Here is the 128-character set listed in order of each character’s numeric code:
0 1 2 3 4 5 6 7 8 9 A B C D E F
0 NUL SOH STX ETX EOT ENQ ACK BEL BS HT LF VT FF CR SO SI
1 DLE DC1 DC2 DC3 DC4 NAK SYN ETB CAN EM SUB ESC FS GS RS US
2 SP ! " # $ % & ' ( ) * + , - . /
3 0 1 2 3 4 5 6 7 8 9 : ; < = > ?
4 @ A B C D E F G H I J K L M N O
5 P Q R S T U V W X Y Z [ \ ] ^ _
6 ` a b c d e f g h i j k l m n o
7 p q r s t u v w x y z { | } ~ DEL
This 128-character ASCII is somewhat special because all StringNames are in ASCII. This means that CharacterCode identification is in ASCII, even if the actual CharacterCode is ASCII-free.

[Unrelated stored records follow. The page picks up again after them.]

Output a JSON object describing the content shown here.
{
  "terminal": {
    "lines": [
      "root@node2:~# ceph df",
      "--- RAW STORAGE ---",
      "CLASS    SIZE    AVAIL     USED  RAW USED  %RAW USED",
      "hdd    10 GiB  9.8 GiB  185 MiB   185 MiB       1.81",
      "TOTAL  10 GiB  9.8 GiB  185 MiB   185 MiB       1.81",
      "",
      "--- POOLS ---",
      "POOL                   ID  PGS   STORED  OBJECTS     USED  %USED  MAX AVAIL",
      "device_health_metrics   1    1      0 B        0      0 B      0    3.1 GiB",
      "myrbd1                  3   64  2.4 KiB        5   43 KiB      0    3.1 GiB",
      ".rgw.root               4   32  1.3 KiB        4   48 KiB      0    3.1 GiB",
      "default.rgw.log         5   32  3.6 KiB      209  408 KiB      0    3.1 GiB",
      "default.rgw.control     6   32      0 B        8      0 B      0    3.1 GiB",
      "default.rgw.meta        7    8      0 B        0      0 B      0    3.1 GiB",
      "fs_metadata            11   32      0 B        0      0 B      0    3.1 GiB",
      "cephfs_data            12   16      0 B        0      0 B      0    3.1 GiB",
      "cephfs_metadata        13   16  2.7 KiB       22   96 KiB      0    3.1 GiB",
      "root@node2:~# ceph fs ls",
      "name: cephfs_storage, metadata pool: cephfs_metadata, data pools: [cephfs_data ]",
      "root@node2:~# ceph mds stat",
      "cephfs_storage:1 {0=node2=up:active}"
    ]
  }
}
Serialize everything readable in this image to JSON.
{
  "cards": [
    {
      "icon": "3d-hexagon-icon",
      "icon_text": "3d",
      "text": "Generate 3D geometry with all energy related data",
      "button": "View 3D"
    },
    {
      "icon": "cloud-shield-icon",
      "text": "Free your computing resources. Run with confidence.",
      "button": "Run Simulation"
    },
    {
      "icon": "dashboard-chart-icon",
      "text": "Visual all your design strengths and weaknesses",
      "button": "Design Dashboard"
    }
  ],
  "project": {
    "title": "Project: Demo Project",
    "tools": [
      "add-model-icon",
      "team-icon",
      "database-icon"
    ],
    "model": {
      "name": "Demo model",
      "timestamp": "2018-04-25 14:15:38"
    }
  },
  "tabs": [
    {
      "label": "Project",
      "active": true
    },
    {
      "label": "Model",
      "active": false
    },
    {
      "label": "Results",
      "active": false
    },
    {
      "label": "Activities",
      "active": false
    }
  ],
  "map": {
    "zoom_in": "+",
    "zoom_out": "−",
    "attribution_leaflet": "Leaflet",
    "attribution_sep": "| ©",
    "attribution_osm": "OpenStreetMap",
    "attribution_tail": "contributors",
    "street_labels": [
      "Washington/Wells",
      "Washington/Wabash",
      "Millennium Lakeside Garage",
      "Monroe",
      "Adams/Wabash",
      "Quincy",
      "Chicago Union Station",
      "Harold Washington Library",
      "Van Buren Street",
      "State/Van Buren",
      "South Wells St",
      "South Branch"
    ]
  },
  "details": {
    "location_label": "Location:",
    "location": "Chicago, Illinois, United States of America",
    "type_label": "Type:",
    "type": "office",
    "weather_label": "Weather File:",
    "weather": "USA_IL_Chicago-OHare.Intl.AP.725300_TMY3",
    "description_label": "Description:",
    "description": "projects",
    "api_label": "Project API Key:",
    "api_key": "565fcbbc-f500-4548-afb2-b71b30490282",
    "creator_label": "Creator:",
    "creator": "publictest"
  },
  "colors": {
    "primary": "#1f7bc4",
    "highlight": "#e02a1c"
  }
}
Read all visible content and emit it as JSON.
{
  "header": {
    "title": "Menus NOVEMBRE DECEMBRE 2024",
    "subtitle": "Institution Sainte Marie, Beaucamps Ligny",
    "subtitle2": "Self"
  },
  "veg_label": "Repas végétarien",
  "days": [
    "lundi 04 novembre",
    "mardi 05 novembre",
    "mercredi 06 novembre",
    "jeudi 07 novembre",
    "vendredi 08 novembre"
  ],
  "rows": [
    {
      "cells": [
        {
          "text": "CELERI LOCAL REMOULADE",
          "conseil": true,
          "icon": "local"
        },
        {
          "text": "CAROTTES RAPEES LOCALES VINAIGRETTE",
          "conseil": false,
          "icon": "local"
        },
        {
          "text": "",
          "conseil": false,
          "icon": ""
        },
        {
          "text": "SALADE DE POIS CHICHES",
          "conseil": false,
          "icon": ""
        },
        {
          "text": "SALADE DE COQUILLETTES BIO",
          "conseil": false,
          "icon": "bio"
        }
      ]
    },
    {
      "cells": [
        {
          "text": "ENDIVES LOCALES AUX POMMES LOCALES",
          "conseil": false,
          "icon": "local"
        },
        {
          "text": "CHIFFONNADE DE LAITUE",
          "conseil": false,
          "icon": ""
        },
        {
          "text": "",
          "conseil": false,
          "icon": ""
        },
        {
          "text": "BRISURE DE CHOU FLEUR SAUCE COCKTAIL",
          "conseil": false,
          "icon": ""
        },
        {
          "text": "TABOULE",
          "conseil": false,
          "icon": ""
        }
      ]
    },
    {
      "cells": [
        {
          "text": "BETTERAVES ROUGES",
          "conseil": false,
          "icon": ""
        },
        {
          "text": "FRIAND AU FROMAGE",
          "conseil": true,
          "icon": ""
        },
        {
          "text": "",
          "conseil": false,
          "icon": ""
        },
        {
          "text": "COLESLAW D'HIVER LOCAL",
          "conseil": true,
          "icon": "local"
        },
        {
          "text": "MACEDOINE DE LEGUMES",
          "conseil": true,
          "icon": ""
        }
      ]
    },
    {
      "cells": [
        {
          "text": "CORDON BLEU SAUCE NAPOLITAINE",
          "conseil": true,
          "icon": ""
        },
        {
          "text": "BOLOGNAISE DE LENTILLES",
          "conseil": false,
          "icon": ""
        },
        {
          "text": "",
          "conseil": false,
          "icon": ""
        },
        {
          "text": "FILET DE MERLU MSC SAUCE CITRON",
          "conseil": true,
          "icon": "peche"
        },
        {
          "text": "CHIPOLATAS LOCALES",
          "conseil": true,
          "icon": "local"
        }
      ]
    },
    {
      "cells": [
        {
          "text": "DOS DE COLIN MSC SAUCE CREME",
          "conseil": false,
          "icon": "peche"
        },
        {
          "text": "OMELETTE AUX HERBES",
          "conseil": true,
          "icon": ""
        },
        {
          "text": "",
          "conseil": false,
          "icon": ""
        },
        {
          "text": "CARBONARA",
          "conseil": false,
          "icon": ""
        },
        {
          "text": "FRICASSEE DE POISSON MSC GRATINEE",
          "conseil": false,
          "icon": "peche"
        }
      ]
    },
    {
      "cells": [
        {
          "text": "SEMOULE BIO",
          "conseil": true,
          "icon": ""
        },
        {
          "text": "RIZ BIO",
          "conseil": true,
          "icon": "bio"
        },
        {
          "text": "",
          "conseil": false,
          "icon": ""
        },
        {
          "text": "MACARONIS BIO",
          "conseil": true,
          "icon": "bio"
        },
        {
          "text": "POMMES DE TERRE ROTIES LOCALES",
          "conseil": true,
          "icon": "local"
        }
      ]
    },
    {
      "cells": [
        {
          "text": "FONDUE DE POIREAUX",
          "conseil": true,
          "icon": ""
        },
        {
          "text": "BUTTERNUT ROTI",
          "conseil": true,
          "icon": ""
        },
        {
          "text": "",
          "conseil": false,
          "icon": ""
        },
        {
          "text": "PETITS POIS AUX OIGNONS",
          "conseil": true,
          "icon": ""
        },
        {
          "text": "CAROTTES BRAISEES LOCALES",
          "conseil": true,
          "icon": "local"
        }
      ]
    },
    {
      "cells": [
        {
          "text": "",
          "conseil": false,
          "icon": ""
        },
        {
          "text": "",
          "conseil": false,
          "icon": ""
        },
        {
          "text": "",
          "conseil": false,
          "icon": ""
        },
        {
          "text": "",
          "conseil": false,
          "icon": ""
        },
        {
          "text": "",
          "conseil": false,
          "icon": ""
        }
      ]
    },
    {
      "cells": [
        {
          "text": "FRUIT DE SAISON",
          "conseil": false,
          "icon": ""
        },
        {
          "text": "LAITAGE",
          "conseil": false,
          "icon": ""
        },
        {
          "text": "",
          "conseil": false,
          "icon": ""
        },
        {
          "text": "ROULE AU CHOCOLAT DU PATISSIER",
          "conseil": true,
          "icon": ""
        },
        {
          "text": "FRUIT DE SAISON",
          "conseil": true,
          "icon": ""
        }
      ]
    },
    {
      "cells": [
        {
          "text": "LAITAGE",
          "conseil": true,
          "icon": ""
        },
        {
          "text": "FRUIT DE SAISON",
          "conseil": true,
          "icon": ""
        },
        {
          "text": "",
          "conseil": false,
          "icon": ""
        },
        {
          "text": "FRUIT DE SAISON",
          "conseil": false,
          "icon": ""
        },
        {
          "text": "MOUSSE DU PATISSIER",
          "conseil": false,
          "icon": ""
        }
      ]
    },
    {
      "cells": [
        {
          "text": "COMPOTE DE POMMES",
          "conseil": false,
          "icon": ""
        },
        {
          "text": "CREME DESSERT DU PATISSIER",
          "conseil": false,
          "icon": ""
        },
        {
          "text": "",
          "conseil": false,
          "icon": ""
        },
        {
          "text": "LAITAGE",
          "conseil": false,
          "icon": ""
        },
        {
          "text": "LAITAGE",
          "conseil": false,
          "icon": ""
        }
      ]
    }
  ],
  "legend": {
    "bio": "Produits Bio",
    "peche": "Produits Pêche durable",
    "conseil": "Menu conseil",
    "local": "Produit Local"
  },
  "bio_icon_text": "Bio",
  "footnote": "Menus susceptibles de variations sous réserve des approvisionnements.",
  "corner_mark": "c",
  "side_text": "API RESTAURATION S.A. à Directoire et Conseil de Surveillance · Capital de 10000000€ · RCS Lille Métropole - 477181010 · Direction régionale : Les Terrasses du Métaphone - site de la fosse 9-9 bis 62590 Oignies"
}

Some character codes do not yield a printable character, and they are represented using the backslash, “\”, token in conformance with C-string “escape sequence” coding. Specifically, the standard ASCII RuleList implements the following non-printing character token system:
‘\0’ Null character 000 Noop[]
‘\b’ backspace Noop
‘\f’ form feed (top of next page)
‘\n’ newline
‘\r’ carriage return
‘\t’ tab
‘\v’ vertical tab
‘\’’ single quotation mark
‘\”’ double quotation mark
‘\\’ backslash
‘\xxx’ octal value xxx
The above conventions are standard C conventions to represent non-printing characters (with printing characters).
The above non-printing Character token system is consistent with C-string conventions because…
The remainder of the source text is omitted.